Mercantile’s lawyers said: “Rosneft Trading’s lifting of Venezuelan oil was public knowledge at the time. Mercantile & Maritime Group had similar arrangements with Rosneft Trading—and with other traders and international companies—in relation to crude of various origins.
It was deals like the Rosneft arrangement that catapulted Lakhani into the big league of Conservative funders. Mercantile also began using a public relations firm linked to the party: Hawthorn Associates, is co-owned by a former Conservative chairman, Ben Elliot, and has represented other big donors to the party, as well Akshata Murty, wife of the prime minister, Rishi Sunak.
Lakhani’s lawyers said that the Conservative donation was “entirely legitimate”, adding that the party had approached him for the funding, which was “philanthropic” and motivated by his desire to spearhead a campaign against moped crime in Central London. Lakhani left London in February 2020 and no longer has an active interest in UK affairs, and never met or spoke to British MPs or ministers about his business interests, they said.
There is no evidence that Lakhani has purchased Venezuelan oil with Rosneft Trading since the US sanctioned the company. But following Vladimir Putin’s invasion of Ukraine, Mercantile has remained an investor in state-owned oil firm Rosneft’s vast Vostok project to develop new oil fields in northern Siberia. Another of Lakhani’s companies, Austrian-registered Cetracore, has continued to handle Rosneft oil.
Cetracore, in which Rosneft owns a minority stake, arranged the transfer of ten cargoes of Rosneft refined oil products from Russia to destinations including Greece and Turkey in August, according to industry data. Such trades allow Russia to benefit from continued trade in its oil products in a shrinking pool of buyers.
There is no suggestion that the current trading in Russian oil products, or Mercantile’s investments in Russia, put the company in breach of UK, EU or Singaporean sanctions regimes.
Lawyers for Lakhani said: “Mercantile & Maritime Group has always operated in full compliance with all applicable international trade laws and maritime regulations and will continue to do so.”
Mercantile and Cetracore would comply with an EU and UK ban on Russian oil imports expected to become effective on December 5, the statement said.

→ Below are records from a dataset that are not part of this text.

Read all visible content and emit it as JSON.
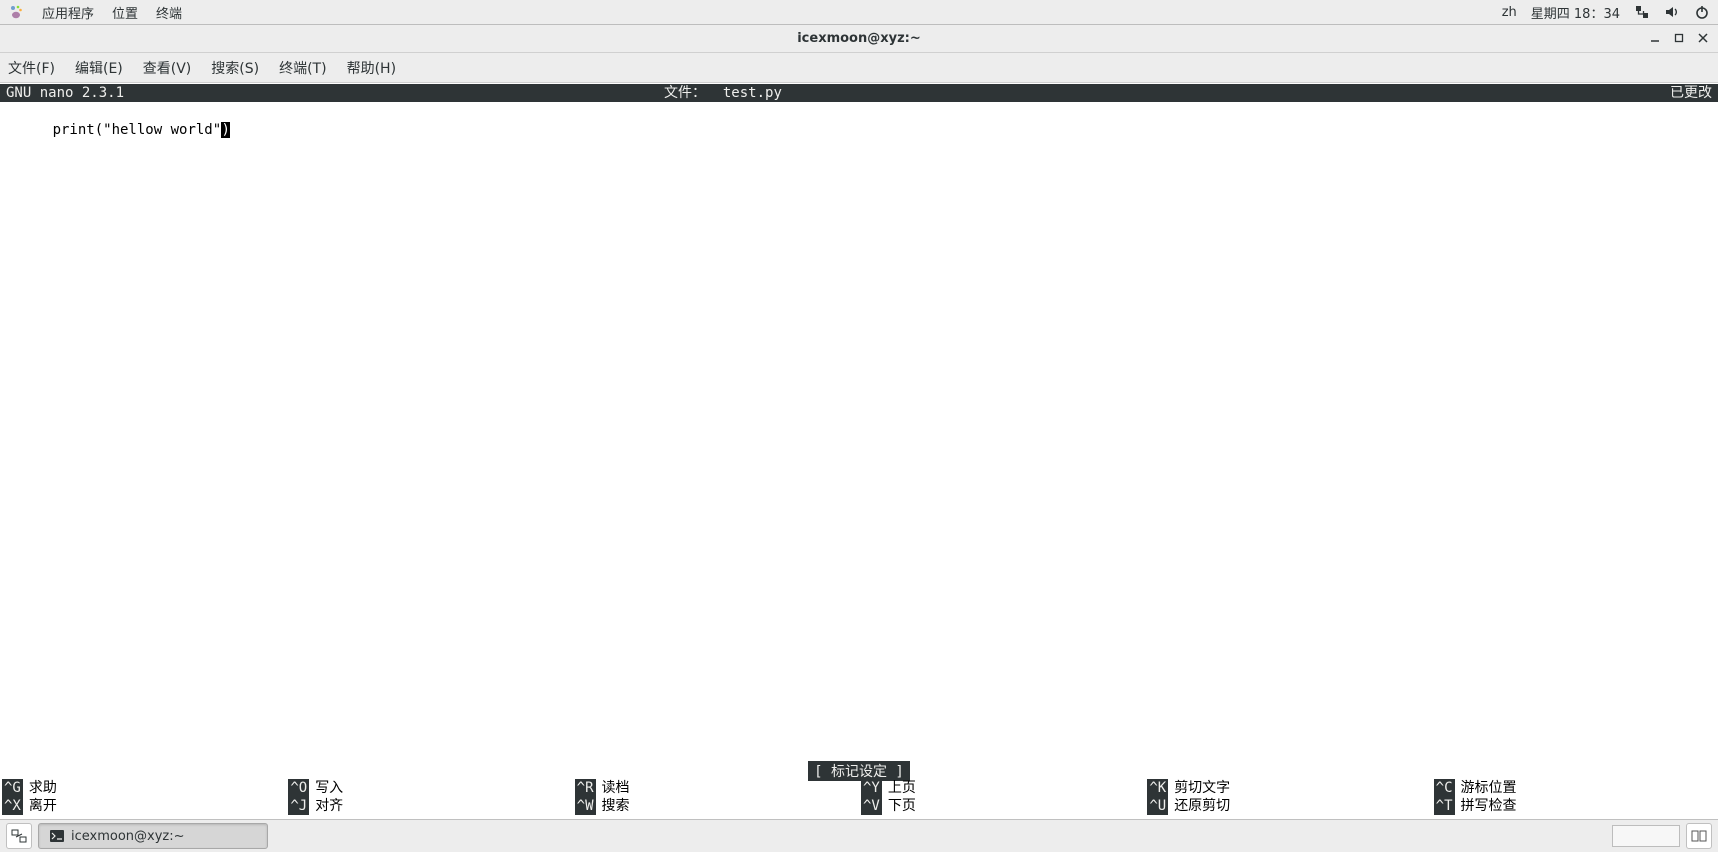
{
  "panel": {
    "apps": "应用程序",
    "places": "位置",
    "terminal": "终端",
    "lang": "zh",
    "datetime": "星期四 18：34"
  },
  "window": {
    "title": "icexmoon@xyz:~"
  },
  "menu": {
    "file": "文件(F)",
    "edit": "编辑(E)",
    "view": "查看(V)",
    "search": "搜索(S)",
    "terminal": "终端(T)",
    "help": "帮助(H)"
  },
  "nano": {
    "app": "GNU nano 2.3.1",
    "file_label": "文件：",
    "filename": "test.py",
    "modified": "已更改",
    "content": "print(\"hellow world\"",
    "cursor_char": ")",
    "mark": "[ 标记设定 ]",
    "shortcuts_row1": [
      {
        "key": "^G",
        "label": "求助"
      },
      {
        "key": "^O",
        "label": "写入"
      },
      {
        "key": "^R",
        "label": "读档"
      },
      {
        "key": "^Y",
        "label": "上页"
      },
      {
        "key": "^K",
        "label": "剪切文字"
      },
      {
        "key": "^C",
        "label": "游标位置"
      }
    ],
    "shortcuts_row2": [
      {
        "key": "^X",
        "label": "离开"
      },
      {
        "key": "^J",
        "label": "对齐"
      },
      {
        "key": "^W",
        "label": "搜索"
      },
      {
        "key": "^V",
        "label": "下页"
      },
      {
        "key": "^U",
        "label": "还原剪切"
      },
      {
        "key": "^T",
        "label": "拼写检查"
      }
    ]
  },
  "taskbar": {
    "task_label": "icexmoon@xyz:~"
  }
}
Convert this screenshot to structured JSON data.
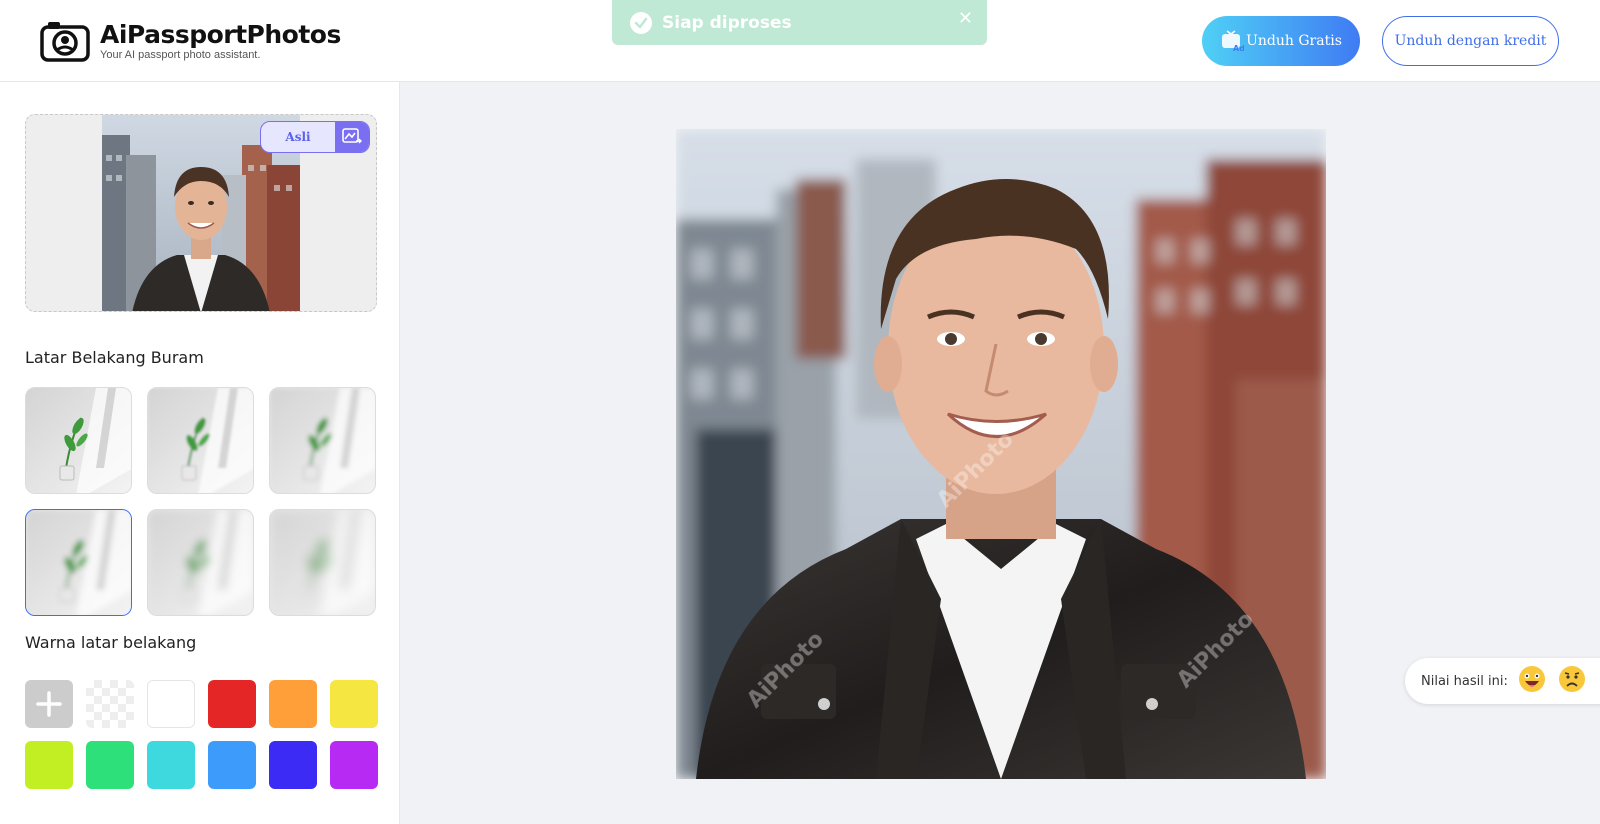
{
  "header": {
    "brand_title": "AiPassportPhotos",
    "brand_subtitle": "Your AI passport photo assistant.",
    "toast_text": "Siap diproses",
    "btn_free_label": "Unduh Gratis",
    "btn_credit_label": "Unduh dengan kredit"
  },
  "sidebar": {
    "toggle_label": "Asli",
    "blur_section_title": "Latar Belakang Buram",
    "color_section_title": "Warna latar belakang",
    "blur_options": [
      {
        "id": "blur-1",
        "selected": false
      },
      {
        "id": "blur-2",
        "selected": false
      },
      {
        "id": "blur-3",
        "selected": false
      },
      {
        "id": "blur-4",
        "selected": true
      },
      {
        "id": "blur-5",
        "selected": false
      },
      {
        "id": "blur-6",
        "selected": false
      }
    ],
    "colors": [
      "custom",
      "transparent",
      "#ffffff",
      "#e52626",
      "#ff9f3a",
      "#f5e641",
      "#c2ef23",
      "#2ee07a",
      "#3dd9df",
      "#3d9cfb",
      "#3c2bf5",
      "#b72af3"
    ]
  },
  "rating": {
    "label": "Nilai hasil ini:"
  },
  "colors": {
    "accent": "#3f6fe8",
    "toast_bg": "#bfe9d4",
    "toggle_accent": "#7a6ff0"
  }
}
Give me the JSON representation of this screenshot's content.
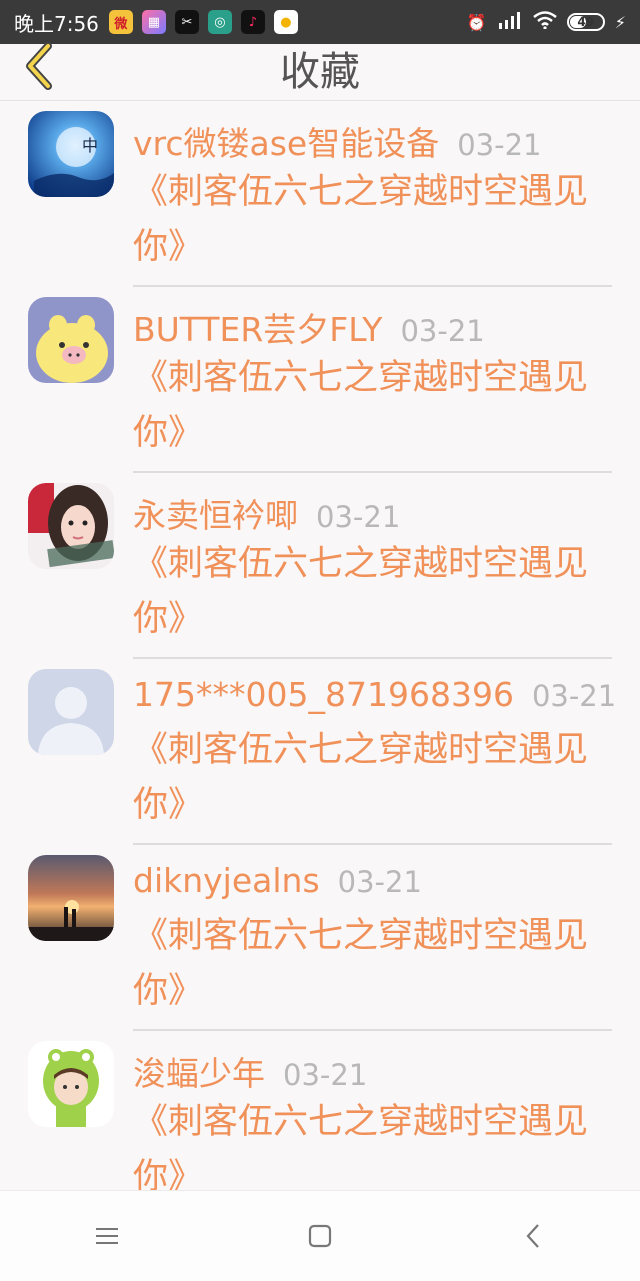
{
  "status_bar": {
    "time": "晚上7:56",
    "battery": "49",
    "apps": [
      "weibo-icon",
      "game-icon",
      "capcut-icon",
      "app-icon",
      "tiktok-icon",
      "chat-icon"
    ]
  },
  "header": {
    "title": "收藏"
  },
  "favorites": [
    {
      "username": "vrc微镂ase智能设备",
      "date": "03-21",
      "content": "《刺客伍六七之穿越时空遇见你》",
      "avatar": "blue-moon-avatar"
    },
    {
      "username": "BUTTER芸夕FLY",
      "date": "03-21",
      "content": "《刺客伍六七之穿越时空遇见你》",
      "avatar": "yellow-chick-avatar"
    },
    {
      "username": "永卖恒衿唧",
      "date": "03-21",
      "content": "《刺客伍六七之穿越时空遇见你》",
      "avatar": "girl-portrait-avatar"
    },
    {
      "username": "175***005_871968396",
      "date": "03-21",
      "content": "《刺客伍六七之穿越时空遇见你》",
      "avatar": "default-user-avatar"
    },
    {
      "username": "diknyjealns",
      "date": "03-21",
      "content": "《刺客伍六七之穿越时空遇见你》",
      "avatar": "sunset-couple-avatar"
    },
    {
      "username": "浚蝠少年",
      "date": "03-21",
      "content": "《刺客伍六七之穿越时空遇见你》",
      "avatar": "frog-hood-boy-avatar"
    }
  ],
  "nav_bar": {
    "items": [
      "menu-icon",
      "home-icon",
      "back-icon"
    ]
  }
}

Picture: Maracaibo lake, where an enormous deposit of oil discovered in the 1910s made Venezuela one of the world’s major oil exporters, Brasil2
2 December 2022: This article is the subject of a legal complaint from Murtaza Lakhani and The Mercantile & Maritime Group
15 September 2023: Murtaza Lakhani and the Mercantile & Maritime Group have written to SourceMaterial to provide further statements on this article. They continue to state that the relationship between Rosneft Trading and Mercantile was a permissible and legitimate commercial relationship falling outside applicable sanctions, namely by Mercantile selling oil purchased from Rosneft to end buyers or ‘occasions’ where oil was sold back to Rosneft because it had the necessary relationship with the end buyer, as well through providing marketing and logistics. They state that there was no question of arrangements being made to evade sanctions regarding Venezuela or conceal the trade as a number of established international oil and gas companies were involved in oil-for debt swaps, similar arrangements were used for crude of other origins, and Rosneft was openly trading Venezuelan oil at the relevant time.